WQAC
- Alma, Michigan; United States;
- Broadcast area: Alma, Michigan
- Frequency: 90.9 MHz
- Branding: "The Duck"

Programming
- Format: Defunct (formerly Modern Rock/Variety; College student station)

Ownership
- Owner: Alma College

History
- First air date: March 27, 1993
- Last air date: February 12, 2018 (date of license surrender)
- Call sign meaning: Alma College and Quack (referencing station branding)

Technical information
- Licensing authority: FCC
- Class: A
- ERP: 100 watts
- Transmitter coordinates: 43°22′46″N 84°40′25″W﻿ / ﻿43.3795°N 84.6736°W

Links
- Public license information: Public file; LMS;

= WQAC =

WQAC (90.9 FM; "The Duck") was a campus radio station located in Alma, Michigan and operated by Alma College. The station primarily played the music of up-and-coming modern rock bands. WQAC also had a large collection of evening student specialty shows.
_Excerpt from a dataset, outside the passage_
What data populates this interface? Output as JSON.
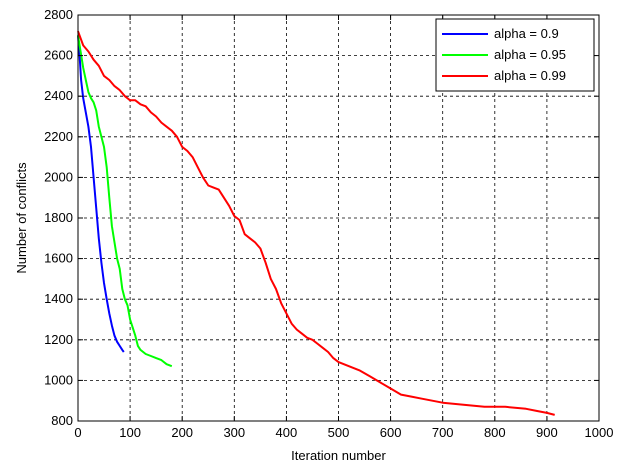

Over its history, these shows covered everything from world music to classic rock to talk shows.

The station signed on March 27, 1993. In 2016, Alma College announced that WQAC would go silent; it would be replaced by "Pirate Media", a digital media service that incorporates photography and video in addition to radio programming. The WQAC license was surrendered on February 12, 2018, and cancelled by the Federal Communications Commission on February 22, 2018.